2)    Contrôle du patient, les contacts et l'environnement immédiat:

a)    Signaler à l'autorité locale chargée de la santé : L'OMS exige que les oreillons soit une maladie à déclaration obligatoire  dans tous les pays, classe 3.

b)    Isolement : isolement respiratoire pendant cinq jours à partir du début des parotites. L'exclusion de l'école ou du lieu de travail jusqu'à cinq jours après le début des oreillons si des contacts susceptibles (ceux qui ne sont pas vaccinés) sont présents.

c)    Désinfection simultanée : Des articles souillés par les sécrétions de la gorge et du nez.

d)    La quarantaine : Exclusion des personnes susceptibles de l'école ou du lieu de travail à partir du 12e jusqu'au 25e jour après l'exposition si d'autres personnes susceptibles sont présentes.

e)    La vaccination des contacts : la vaccination après l'exposition à la maladie n’empêche pas toujours l'infection. L’IG n'est pas efficace et n'est pas recommandée.

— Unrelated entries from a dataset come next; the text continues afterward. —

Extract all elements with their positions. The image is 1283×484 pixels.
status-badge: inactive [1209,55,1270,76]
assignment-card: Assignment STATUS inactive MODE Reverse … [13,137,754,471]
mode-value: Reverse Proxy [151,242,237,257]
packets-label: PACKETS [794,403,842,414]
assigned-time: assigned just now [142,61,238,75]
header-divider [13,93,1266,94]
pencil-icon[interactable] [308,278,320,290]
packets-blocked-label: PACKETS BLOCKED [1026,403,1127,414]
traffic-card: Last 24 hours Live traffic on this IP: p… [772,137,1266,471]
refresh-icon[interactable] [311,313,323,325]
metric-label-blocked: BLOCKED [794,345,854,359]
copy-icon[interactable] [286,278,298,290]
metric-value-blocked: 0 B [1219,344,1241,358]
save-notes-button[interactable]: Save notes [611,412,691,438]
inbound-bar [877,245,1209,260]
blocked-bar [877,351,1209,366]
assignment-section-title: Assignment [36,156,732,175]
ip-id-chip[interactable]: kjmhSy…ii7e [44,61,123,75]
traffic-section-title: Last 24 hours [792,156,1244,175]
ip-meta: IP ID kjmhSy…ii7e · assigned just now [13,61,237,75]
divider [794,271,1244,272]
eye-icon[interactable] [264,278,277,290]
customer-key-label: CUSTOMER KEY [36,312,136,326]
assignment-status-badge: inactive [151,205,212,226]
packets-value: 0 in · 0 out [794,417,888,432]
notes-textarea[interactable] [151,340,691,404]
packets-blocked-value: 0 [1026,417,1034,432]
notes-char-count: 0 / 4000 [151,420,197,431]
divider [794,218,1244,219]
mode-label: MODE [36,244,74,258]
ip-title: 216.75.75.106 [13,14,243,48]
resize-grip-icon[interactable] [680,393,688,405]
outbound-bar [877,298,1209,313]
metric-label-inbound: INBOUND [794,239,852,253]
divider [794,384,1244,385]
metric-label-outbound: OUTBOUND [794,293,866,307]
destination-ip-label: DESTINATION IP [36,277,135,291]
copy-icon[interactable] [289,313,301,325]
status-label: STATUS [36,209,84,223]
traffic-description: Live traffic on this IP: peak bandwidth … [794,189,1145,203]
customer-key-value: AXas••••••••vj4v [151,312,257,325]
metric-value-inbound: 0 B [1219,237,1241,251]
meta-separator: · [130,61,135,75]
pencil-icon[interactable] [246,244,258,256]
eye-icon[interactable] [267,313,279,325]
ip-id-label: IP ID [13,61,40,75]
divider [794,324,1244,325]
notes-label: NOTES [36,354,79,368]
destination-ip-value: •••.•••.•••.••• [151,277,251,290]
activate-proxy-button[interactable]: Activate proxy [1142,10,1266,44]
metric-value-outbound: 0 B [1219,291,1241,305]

f)    Enquête sur les contacts et la source d’infection: la vaccination des sujets susceptibles.

g)    Traitement spécifique : Aucun.

3)    Mesures en cas d’épidémies:

Vacciner les personnes susceptibles, en particulier ceux qui sont à risque d'exposition. Un dépistage sérologique pour identifier les personnes susceptibles est inapplicable et inutile, car il n'y a pas de risque à vacciner les personnes qui sont déjà immunisées.

4)    Implication en cas de désastre:

Aucune.

5)    Mesures internationales:

Aucune.

Source : Heymann (éd. ). (2008).  Le contrôle des maladies transmissibles Manuel, 19e édition, Washington , DC : American Public Health Association.